BREAKING NEWS

Senin, 23 Februari 2015

FED to tighten policy – monetary base edition

The chart shares the size of the US monetary base since 2007.
Key notes -
  • Aftermath of great recession of 2008, US Federal Reserve announced (FED) its asset purchase programme also known as Quantitative Easing (QE). Since 2008, FED announced targeted QE as well as open ended programme.
  • In 2014 the FED has completed its purchase programme and expressed its desire for tightening through raising interest rates from record low near zero.
  • So far it has not declared to shrink the balance sheet which it will eventually at a later date. Clearing up the balance sheet would be more bullish for the US dollar and may not be good news for the stock market and especially bond market.
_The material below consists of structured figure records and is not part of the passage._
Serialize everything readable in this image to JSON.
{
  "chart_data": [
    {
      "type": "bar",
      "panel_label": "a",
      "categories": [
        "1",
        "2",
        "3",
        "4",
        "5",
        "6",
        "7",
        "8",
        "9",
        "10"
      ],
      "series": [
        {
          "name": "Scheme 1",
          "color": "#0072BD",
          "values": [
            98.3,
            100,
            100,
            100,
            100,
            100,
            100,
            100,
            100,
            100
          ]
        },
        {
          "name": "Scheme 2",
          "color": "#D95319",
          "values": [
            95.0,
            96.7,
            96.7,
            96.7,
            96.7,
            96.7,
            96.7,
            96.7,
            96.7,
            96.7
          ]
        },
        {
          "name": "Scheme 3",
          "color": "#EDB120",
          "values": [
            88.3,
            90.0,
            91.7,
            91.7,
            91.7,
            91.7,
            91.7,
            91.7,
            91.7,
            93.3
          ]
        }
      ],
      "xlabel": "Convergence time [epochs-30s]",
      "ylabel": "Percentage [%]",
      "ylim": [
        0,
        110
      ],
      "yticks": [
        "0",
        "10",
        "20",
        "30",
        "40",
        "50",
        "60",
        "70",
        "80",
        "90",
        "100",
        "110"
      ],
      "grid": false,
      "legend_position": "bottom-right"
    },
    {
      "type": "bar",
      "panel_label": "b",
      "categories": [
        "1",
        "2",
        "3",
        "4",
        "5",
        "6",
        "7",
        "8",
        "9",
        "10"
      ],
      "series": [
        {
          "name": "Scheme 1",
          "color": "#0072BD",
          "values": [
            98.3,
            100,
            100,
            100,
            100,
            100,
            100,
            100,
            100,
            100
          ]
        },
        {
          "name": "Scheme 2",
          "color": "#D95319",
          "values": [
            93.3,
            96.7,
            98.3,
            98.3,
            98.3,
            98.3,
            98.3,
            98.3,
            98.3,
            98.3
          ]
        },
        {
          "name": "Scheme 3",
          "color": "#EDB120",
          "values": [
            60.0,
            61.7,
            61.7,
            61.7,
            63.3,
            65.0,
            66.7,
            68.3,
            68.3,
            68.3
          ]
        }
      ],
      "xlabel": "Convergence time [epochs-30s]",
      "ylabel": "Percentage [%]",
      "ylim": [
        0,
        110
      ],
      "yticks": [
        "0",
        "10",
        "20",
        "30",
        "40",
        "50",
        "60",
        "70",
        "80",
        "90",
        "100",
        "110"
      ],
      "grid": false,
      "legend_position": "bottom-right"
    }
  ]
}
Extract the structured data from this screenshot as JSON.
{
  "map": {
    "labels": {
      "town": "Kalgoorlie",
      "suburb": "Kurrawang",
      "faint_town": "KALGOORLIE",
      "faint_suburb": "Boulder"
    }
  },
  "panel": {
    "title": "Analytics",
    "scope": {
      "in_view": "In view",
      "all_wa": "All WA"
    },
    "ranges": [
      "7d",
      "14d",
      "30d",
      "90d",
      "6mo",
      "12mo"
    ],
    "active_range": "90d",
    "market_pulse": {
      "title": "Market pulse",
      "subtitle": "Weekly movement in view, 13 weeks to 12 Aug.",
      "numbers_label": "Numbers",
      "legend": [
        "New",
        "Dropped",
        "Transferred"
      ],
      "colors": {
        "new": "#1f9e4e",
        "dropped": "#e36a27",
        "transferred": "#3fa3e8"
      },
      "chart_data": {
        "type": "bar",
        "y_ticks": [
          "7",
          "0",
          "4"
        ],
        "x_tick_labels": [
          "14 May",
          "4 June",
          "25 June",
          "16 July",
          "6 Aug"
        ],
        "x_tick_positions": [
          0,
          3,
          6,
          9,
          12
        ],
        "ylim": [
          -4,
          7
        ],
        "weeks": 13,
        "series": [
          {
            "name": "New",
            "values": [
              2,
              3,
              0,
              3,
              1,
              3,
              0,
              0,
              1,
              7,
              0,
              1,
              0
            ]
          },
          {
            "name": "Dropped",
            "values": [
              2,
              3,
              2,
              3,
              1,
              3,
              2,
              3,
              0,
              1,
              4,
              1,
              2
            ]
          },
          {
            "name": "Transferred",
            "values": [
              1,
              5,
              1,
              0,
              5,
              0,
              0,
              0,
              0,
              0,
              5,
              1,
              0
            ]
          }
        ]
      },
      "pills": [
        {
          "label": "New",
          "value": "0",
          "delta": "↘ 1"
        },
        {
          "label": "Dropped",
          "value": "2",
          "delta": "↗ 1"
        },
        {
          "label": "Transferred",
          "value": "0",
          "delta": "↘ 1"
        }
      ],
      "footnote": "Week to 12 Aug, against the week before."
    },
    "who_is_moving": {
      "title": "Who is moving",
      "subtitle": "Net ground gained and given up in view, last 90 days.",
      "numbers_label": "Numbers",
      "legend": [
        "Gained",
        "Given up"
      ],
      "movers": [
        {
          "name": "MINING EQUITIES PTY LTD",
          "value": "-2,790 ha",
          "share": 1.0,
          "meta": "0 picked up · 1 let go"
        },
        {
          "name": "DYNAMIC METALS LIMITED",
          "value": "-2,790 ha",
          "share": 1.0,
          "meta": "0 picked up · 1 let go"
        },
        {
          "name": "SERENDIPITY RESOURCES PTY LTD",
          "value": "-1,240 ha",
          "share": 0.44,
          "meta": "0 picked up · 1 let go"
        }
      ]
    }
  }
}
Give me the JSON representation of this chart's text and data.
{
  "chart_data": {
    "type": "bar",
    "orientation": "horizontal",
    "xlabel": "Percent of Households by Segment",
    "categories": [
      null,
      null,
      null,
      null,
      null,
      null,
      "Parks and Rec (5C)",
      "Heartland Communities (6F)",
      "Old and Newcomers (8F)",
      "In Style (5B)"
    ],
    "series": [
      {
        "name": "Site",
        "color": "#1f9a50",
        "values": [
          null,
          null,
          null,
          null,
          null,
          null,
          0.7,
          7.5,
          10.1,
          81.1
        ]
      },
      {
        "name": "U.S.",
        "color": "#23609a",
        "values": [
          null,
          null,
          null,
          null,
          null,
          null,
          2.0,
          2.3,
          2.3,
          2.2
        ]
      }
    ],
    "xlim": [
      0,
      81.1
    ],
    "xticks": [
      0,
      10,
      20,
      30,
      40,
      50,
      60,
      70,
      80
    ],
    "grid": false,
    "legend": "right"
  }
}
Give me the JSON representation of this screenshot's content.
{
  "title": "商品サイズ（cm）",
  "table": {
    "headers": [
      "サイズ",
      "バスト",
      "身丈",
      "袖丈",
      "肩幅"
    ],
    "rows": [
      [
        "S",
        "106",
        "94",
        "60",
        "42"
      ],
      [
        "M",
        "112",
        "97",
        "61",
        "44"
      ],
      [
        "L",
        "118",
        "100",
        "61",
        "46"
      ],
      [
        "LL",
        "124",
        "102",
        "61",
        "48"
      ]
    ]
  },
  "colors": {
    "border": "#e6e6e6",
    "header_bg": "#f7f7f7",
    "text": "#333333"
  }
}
Despite so some shrinkage appears in the sheet which could be due to expiring tenure of the securities held.
Analogy -
  • FED has now ever more power to influence the value of the Dollar and bonds with staggering balance sheet size of $ 4 trillion.
  • Despite the tightening, stock market is expected to head higher, riding on the positive economic growth.
  • Concerns are there over the bond market liquidity but it is fair to expect that the FED will eventually manage to shrink the size of the base.
Under such circumstance Dollar is expected to perform well against majors and emerging economies.